Je crois au peuple béninois surtout après cette élection après les informations qu’il faut lui apporter en temps réel. Et c’est ce que nous avons fait. Les gens parlaient de K.o au 1er tour. J’ai dit non. Si nous sommes là, surtout que j’ai reçu pratiquement tous les acteurs, il n’aura pas lieu. J’ai reçu le jeune Zinsou à qui j’ai parlé comme on parle à un fils. Je lui ai demandé ce qu’il allait faire dans cette galère.

Avez-vous un mot à l’endroit des militants de la Renaissance du Bénin ?

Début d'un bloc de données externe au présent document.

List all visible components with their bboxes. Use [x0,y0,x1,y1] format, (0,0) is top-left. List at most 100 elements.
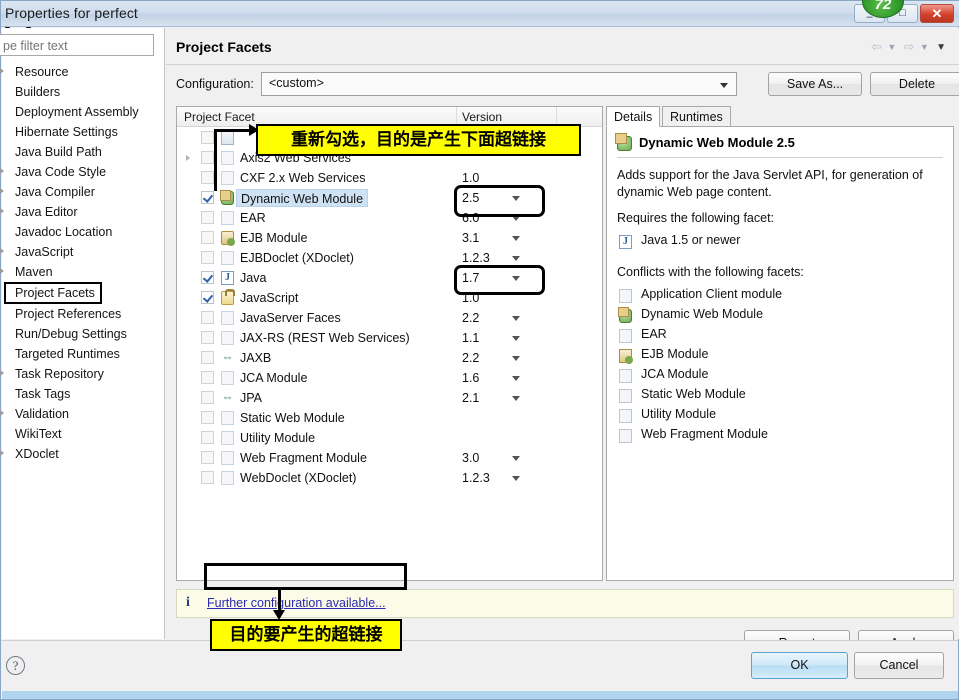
save-as-button[interactable]: Save As... [768,72,862,96]
sidebar-item-validation[interactable]: Validation [0,404,165,424]
sidebar-item-label: Validation [15,407,69,421]
sidebar-item-maven[interactable]: Maven [0,262,165,282]
filter-input[interactable] [0,34,154,56]
tab-details[interactable]: Details [606,106,661,127]
expand-arrow-icon[interactable] [0,188,4,194]
version-chevron-down-icon[interactable] [512,376,520,381]
version-chevron-down-icon[interactable] [512,316,520,321]
highlight-box-version-25 [454,185,545,217]
facet-checkbox[interactable] [201,331,214,344]
project-facets-page: Project Facets ⇦ ▼ ⇨ ▼ ▼ Configuration: … [166,28,959,656]
sidebar-item-run-debug-settings[interactable]: Run/Debug Settings [2,324,165,344]
sidebar-item-targeted-runtimes[interactable]: Targeted Runtimes [2,344,165,364]
forward-chevron-down-icon[interactable]: ▼ [920,42,929,52]
facet-row[interactable]: WebDoclet (XDoclet) 1.2.3 [177,468,602,488]
sidebar-item-java-build-path[interactable]: Java Build Path [2,142,165,162]
expand-arrow-icon[interactable] [0,208,4,214]
facet-version: 3.1 [462,231,480,245]
sidebar-item-task-repository[interactable]: Task Repository [0,364,165,384]
sidebar-item-deployment-assembly[interactable]: Deployment Assembly [2,102,165,122]
facet-row[interactable]: JCA Module 1.6 [177,368,602,388]
configuration-select[interactable]: <custom> [261,72,737,96]
sidebar-item-task-tags[interactable]: Task Tags [2,384,165,404]
sidebar-item-resource[interactable]: Resource [0,62,165,82]
sidebar-item-builders[interactable]: Builders [2,82,165,102]
expand-arrow-icon[interactable] [0,370,4,376]
expand-arrow-icon[interactable] [0,68,4,74]
close-button[interactable]: ✕ [920,4,954,23]
back-arrow-icon[interactable]: ⇦ [871,39,882,55]
forward-arrow-icon[interactable]: ⇨ [904,39,915,55]
delete-button[interactable]: Delete [870,72,959,96]
facet-row[interactable]: ⇔ JAXB 2.2 [177,348,602,368]
facet-checkbox[interactable] [201,471,214,484]
sidebar-item-hibernate-settings[interactable]: Hibernate Settings [2,122,165,142]
doc-pale-icon [221,171,234,185]
facet-row[interactable]: Web Fragment Module 3.0 [177,448,602,468]
version-chevron-down-icon[interactable] [512,256,520,261]
doc-icon [619,369,632,383]
facet-row[interactable]: JavaServer Faces 2.2 [177,308,602,328]
facet-name: EAR [240,211,266,225]
facet-checkbox[interactable] [201,371,214,384]
facet-row[interactable]: JAX-RS (REST Web Services) 1.1 [177,328,602,348]
expand-arrow-icon[interactable] [0,450,4,456]
facet-checkbox[interactable] [201,451,214,464]
version-chevron-down-icon[interactable] [512,396,520,401]
sidebar-item-java-editor[interactable]: Java Editor [0,202,165,222]
sidebar-item-project-facets[interactable]: Project Facets [4,282,102,304]
sidebar-item-label: Java Code Style [15,165,107,179]
facet-checkbox[interactable] [201,311,214,324]
facet-checkbox[interactable] [201,231,214,244]
facet-checkbox[interactable] [201,391,214,404]
sidebar-item-java-compiler[interactable]: Java Compiler [0,182,165,202]
sidebar-item-java-code-style[interactable]: Java Code Style [0,162,165,182]
facet-checkbox[interactable] [201,251,214,264]
expand-arrow-icon[interactable] [0,268,4,274]
column-header-version: Version [462,110,503,124]
facet-checkbox[interactable] [201,351,214,364]
sidebar-item-project-references[interactable]: Project References [2,304,165,324]
version-chevron-down-icon[interactable] [512,336,520,341]
doc-pale-icon [221,311,234,325]
facet-row[interactable]: ⇔ JPA 2.1 [177,388,602,408]
expand-arrow-icon[interactable] [0,410,4,416]
sidebar-item-label: XDoclet [15,447,59,461]
expand-arrow-icon[interactable] [0,168,4,174]
tab-runtimes[interactable]: Runtimes [662,106,731,127]
facet-checkbox[interactable] [201,151,214,164]
expand-arrow-icon[interactable] [0,248,4,254]
cancel-button[interactable]: Cancel [854,652,944,679]
sidebar-item-xdoclet[interactable]: XDoclet [0,444,165,464]
page-menu-chevron-down-icon[interactable]: ▼ [936,42,946,53]
version-chevron-down-icon[interactable] [512,236,520,241]
facet-name: CXF 2.x Web Services [240,171,366,185]
expand-arrow-icon[interactable] [186,155,190,161]
facet-checkbox[interactable] [201,171,214,184]
facet-checkbox[interactable] [201,431,214,444]
facet-checkbox[interactable] [201,291,214,304]
version-chevron-down-icon[interactable] [512,356,520,361]
facet-checkbox[interactable] [201,191,214,204]
facet-row[interactable]: Utility Module [177,428,602,448]
facet-checkbox[interactable] [201,131,214,144]
sidebar-item-javascript[interactable]: JavaScript [0,242,165,262]
sidebar-item-label: Targeted Runtimes [15,347,120,361]
back-chevron-down-icon[interactable]: ▼ [887,42,896,52]
facet-checkbox[interactable] [201,211,214,224]
further-configuration-link[interactable]: Further configuration available... [207,596,386,610]
version-chevron-down-icon[interactable] [512,476,520,481]
doc-pale-icon [221,151,234,165]
ok-button[interactable]: OK [751,652,848,679]
doc-pale-icon [221,411,234,425]
conflicting-facet-label: Web Fragment Module [641,427,768,441]
help-icon[interactable]: ? [6,656,25,675]
sidebar-item-wikitext[interactable]: WikiText [2,424,165,444]
facet-row[interactable]: Static Web Module [177,408,602,428]
header-divider [166,64,959,65]
facet-checkbox[interactable] [201,271,214,284]
sidebar-item-javadoc-location[interactable]: Javadoc Location [2,222,165,242]
facet-checkbox[interactable] [201,411,214,424]
version-chevron-down-icon[interactable] [512,456,520,461]
facet-row[interactable]: EJB Module 3.1 [177,228,602,248]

Je les remercie, parce qu’ils ont suivi à la lettre ce que moi-même et Rosine qui est la présidente-fondatrice avons dit. Que ce soit à Novotel comme au siège de la Rb et à Goho, les militants buvaient du métier. On n’avait aucune crainte. Talon lui-même ne m’a pas dit on te remercie. Tu as fait déjà 50% du travail. Idem pour Ajavon. Evidemment, peut-être qu’avec le temps. Ils ont oublié.

Un conseil à donner au nouveau président Patrice Talon

Quand on devient président, on est très jaloux de ses prérogatives. C’est à lui de se mettre au-dessus de la mêlée. Je voudrais le féliciter pour sa ténacité. Il a parlé de la dette intérieure, c’est vrai. Je crois qu’il y a des organismes qualifiés pour ce job-là. C’est là où j’ai travaillé. Le Fonds monétaire international (Fmi) est capable de lui présenter quelque chose que personne au monde ne pourra mieux prendre en comptes.